NB : oui, tirer la langue par les cheveux est une image qui demande un peu de gymnastique mentale mais le lecteur d’un dictionnaire raisonné des mots surannés et expressions désuètes ne manque pas de souplesse d’esprit.
Il en faudra de cette souplesse pour aborder le passage d’innocent à simple d’esprit, saut de coq à l’âne opéré pour la construction de l’expression échappé d’Hérode qui se veut décrire celui qui envisage le monde différemment du commun des mortels, souvent de façon plus créative, parfois de manière plus violente.
Commençons par le rappel d’un tragique épisode de l’histoire biblique : le massacre des innocents. En résumé, Hérode 1er Le Grand, placé sur le trône de Judée par les Romains, craint soudainement qu’un môme né du côté de Bethléem ne vienne lui contester son pouvoir¹. Afin de parer à toute éventualité, le roi ordonne l’exécution de tout bambin de moins de deux ans vivant dans les parages. Un procédé simple et sans chichis pour régler la question; croit-il…
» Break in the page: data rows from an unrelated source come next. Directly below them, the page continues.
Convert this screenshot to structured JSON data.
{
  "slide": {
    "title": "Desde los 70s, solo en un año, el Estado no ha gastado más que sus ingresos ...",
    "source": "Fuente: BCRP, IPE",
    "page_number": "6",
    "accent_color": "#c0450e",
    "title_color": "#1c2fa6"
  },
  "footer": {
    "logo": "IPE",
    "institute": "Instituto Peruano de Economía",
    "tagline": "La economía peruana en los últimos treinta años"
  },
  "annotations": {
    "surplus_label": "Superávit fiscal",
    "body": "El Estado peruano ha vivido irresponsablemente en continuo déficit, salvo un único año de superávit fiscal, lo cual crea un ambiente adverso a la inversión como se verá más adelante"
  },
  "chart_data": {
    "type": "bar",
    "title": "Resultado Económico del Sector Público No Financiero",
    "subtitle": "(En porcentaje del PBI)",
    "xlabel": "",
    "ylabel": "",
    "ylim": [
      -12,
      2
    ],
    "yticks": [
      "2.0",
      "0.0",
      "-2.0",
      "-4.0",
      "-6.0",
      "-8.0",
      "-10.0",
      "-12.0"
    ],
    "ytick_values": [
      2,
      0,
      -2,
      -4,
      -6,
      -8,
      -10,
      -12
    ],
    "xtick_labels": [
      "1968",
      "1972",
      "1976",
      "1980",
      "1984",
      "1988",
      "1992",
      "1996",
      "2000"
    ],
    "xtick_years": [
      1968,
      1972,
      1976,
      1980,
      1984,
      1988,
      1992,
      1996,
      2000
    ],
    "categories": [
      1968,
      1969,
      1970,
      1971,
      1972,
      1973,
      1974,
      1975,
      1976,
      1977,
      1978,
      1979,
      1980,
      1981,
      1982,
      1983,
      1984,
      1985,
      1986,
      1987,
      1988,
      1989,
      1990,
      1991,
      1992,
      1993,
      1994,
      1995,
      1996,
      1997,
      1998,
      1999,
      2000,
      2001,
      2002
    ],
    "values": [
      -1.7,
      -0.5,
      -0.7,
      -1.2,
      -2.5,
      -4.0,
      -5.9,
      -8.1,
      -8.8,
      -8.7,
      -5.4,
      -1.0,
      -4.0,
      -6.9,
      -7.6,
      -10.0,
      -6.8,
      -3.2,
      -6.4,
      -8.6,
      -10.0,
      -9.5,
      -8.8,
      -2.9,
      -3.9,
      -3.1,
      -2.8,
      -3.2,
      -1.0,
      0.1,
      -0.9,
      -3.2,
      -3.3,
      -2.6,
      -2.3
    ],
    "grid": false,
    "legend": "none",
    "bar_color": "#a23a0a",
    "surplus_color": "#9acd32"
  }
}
Au moins un des marmots du petit village survivra et entamera de son vivant une carrière qui continuera dans l’au-delà, mais ceci est une autre histoire. En ayant échappé au massacre des innocents il devient en toute logique un échappé d’Hérode puis, lorsque les innocents deviendront des simples d’esprit² aux dires d’un certain Matthieu (l’un des collaborateurs les plus directs sur terre de l’échappé d’Hérode susnommé), échappé d’Hérode signifiera alors barjot. Simple, non ?
Ainsi la langue surannée héritera-t-elle d’un sophistiqué synonyme pour décrire la fantaisie du raisonnement, l’extravagance d’une vision, l’incongruité d’un comportement.
Nul être sensé ne dit plus aujourd’hui qu’il est échappé d’Hérode de celui qui chevauche des éléphants roses ou de celle qui controverse avec son ami imaginaire. Le moderne qui aime avoir l’air savant a inventé des termes remplis de h, de y et de z pour emprisonner le fou.
Comble de l’ironie, Hérode qui régna en échappé de lui-même, sa folie destructrice le poussant à occire femme (la sienne) et enfants (les siens), ne laissa à la postérité que cette expression qui finit par le rejoindre dans la poussière et l’oubli.